Maybe it’s the vote in Maine or those #@*& Yankees winning AGAIN. But even more likely, it’s from the anxiety and sadness in this place where I spend my days, and from reading blogs, blog comments and too many stories about congregations — members and pastoral leaders — fighting about what to do with their money and their membership...

But when I came across David R. Weiss’s essay in yesterday’s Star Tribune, I felt as though someone had given me an early Christmas present. But it's really a Reformation gift. As a fellow journalist and friend pointed out, since the August Churchwide Assembly, the dissenters have been allowed to control the public discussions.

Weiss writes, “very few official Lutheran voices have dared to publicly celebrate the good news [CWA decisions] offer our gay and lesbian members.” It started when those gathered in a hushed room in the Minneapolis Convention Center weren’t allowed to celebrate, but the gag order seems to continue. “The most vocal Lutherans these days are threatening to take their wallets, their memberships and occasionally their entire congregations elsewhere,” Weiss observes.

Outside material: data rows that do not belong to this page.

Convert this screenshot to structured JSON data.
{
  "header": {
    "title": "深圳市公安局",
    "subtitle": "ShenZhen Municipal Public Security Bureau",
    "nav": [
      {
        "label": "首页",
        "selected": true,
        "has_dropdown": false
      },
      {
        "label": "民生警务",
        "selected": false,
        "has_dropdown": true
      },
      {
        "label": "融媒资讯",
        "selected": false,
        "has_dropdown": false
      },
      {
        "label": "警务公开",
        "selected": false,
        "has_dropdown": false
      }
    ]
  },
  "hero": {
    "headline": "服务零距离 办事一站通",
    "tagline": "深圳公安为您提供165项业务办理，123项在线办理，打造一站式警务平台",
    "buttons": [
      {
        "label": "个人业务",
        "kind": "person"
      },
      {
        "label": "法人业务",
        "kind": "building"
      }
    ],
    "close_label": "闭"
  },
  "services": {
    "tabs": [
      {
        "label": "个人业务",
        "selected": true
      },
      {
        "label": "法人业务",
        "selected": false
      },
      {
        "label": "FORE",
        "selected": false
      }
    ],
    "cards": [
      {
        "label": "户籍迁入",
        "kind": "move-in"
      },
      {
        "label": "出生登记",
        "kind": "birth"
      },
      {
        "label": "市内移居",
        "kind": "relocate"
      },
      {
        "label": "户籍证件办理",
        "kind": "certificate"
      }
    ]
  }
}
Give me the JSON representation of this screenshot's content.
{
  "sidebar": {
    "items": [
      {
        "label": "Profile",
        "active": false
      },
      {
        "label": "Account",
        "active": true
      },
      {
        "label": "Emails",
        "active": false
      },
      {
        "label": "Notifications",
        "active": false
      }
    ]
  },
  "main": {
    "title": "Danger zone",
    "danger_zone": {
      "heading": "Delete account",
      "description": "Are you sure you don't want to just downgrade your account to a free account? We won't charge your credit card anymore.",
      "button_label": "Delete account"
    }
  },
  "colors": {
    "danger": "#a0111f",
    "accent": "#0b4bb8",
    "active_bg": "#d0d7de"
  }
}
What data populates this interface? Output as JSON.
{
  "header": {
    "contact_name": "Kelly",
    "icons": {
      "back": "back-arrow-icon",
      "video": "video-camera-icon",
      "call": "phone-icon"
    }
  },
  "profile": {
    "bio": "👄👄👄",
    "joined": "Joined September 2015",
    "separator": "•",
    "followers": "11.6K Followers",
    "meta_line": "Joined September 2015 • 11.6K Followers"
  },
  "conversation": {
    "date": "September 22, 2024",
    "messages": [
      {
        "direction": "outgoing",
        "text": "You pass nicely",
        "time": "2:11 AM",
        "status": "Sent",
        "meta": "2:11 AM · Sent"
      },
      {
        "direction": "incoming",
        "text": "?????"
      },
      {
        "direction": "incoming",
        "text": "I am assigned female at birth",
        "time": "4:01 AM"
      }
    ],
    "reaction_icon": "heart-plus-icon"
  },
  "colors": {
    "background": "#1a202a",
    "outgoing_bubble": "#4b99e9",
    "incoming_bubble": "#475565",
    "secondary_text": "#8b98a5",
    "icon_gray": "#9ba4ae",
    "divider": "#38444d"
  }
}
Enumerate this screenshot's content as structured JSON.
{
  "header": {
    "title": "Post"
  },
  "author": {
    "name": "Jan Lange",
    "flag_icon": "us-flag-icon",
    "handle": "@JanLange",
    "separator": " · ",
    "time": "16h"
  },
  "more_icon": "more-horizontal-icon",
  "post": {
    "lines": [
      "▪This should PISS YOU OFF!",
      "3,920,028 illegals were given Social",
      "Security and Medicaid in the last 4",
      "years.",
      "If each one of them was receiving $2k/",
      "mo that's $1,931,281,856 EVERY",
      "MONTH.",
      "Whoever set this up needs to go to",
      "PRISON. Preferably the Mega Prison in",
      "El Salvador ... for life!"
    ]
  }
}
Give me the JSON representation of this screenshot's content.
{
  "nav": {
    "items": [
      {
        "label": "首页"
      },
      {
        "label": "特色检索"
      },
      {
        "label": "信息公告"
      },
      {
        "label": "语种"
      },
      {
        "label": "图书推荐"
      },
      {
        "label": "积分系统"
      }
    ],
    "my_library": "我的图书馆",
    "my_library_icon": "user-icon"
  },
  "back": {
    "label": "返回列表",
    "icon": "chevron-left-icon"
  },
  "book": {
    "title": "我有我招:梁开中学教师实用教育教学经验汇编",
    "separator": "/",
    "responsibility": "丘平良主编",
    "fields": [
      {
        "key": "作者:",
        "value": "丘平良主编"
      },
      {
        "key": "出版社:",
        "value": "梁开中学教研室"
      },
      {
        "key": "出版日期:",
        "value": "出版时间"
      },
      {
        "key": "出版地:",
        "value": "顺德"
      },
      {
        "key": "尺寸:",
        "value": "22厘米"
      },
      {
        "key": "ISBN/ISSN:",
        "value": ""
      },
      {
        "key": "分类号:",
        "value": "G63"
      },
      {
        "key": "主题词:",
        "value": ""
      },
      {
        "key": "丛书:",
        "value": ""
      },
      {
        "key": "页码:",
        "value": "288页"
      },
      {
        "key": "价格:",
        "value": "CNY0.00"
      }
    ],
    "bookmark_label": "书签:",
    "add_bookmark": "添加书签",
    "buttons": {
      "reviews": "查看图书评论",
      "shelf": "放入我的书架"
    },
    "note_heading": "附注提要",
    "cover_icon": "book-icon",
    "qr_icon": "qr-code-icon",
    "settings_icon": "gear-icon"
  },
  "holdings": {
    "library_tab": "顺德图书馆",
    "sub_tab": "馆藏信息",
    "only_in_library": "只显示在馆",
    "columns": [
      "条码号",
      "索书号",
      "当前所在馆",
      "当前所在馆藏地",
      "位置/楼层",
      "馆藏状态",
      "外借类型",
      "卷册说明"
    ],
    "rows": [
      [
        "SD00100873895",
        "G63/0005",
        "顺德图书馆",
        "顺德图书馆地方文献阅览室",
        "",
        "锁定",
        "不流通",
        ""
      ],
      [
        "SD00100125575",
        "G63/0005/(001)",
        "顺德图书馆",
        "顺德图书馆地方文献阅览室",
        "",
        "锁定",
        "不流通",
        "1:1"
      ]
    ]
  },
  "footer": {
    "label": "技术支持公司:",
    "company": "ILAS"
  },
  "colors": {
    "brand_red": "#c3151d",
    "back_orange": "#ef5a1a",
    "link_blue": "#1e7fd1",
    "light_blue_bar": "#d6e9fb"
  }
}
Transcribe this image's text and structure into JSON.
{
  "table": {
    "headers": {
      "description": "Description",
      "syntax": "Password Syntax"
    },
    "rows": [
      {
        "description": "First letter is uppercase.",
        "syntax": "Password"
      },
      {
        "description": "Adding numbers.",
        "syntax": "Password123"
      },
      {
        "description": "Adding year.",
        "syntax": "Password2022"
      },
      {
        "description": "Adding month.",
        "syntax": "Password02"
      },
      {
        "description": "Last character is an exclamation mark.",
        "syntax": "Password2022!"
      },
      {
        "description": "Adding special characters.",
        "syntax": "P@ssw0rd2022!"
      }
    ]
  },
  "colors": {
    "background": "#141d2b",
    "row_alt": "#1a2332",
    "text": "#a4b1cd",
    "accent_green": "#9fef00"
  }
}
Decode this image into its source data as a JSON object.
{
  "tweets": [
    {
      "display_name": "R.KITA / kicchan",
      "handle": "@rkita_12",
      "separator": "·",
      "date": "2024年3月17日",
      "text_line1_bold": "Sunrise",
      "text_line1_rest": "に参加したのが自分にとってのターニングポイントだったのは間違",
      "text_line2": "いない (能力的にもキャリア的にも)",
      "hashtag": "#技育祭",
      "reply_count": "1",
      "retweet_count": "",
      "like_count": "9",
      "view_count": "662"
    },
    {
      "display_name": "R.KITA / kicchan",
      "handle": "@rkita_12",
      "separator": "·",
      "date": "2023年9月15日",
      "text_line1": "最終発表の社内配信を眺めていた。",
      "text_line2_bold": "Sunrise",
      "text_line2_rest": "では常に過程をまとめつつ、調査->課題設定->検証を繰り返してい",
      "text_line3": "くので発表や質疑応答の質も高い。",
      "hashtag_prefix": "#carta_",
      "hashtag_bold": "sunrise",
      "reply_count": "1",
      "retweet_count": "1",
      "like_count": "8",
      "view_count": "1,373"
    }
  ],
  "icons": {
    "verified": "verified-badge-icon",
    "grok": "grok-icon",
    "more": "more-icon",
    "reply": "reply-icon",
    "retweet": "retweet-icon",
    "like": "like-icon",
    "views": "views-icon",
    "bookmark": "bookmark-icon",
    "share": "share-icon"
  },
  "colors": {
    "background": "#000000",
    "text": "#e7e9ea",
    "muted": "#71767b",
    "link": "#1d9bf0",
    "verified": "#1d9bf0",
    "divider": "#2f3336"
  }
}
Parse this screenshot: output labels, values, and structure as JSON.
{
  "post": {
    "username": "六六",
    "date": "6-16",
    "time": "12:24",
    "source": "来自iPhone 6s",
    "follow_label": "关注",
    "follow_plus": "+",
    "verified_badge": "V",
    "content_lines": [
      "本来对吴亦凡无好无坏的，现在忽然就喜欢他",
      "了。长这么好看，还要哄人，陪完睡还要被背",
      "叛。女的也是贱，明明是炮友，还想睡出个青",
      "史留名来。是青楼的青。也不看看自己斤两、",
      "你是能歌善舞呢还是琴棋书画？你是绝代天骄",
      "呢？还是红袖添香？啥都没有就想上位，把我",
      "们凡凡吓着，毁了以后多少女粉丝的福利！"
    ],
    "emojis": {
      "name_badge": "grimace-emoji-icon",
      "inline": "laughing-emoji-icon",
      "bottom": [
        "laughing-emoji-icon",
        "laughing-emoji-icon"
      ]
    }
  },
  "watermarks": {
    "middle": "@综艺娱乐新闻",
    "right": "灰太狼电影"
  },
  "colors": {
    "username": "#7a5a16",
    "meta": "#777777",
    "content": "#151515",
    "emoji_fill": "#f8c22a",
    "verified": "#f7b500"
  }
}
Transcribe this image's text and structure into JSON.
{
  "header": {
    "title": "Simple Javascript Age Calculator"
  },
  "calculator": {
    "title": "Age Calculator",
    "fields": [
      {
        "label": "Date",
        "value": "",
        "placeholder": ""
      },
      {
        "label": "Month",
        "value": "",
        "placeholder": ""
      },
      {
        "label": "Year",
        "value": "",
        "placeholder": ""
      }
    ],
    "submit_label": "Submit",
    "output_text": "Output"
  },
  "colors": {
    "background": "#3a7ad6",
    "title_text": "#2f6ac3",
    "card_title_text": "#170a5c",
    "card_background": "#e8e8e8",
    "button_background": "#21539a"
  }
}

Since he can’t post his theses to every Lutheran church door, Weiss, author of "To the Tune of a Welcoming God," finds his modern Castle Church door on the pages of the Star Tribune: 1. “We have not chosen to ignore sin.... In good Lutheran fashion we see sin as broken relationship, whether with God, our fellow humans or the world.” 2. “We have not rejected the Bible... In a very Lutheran way, we respect the Bible too much to think that it’s best understood by just reading the words off the page.” 3. “We have not forsaken the Lutheran confessions... To people dreadfully anxious about their salvation, Lutheran declared that our behavior–whether good or bad—had nothing to do with fixing our relationship with God. God fixes the relationship as gift.”

This has been my helping of hope for today. This, and of course, Bishop John Shelby Spong’s “Manifesto.”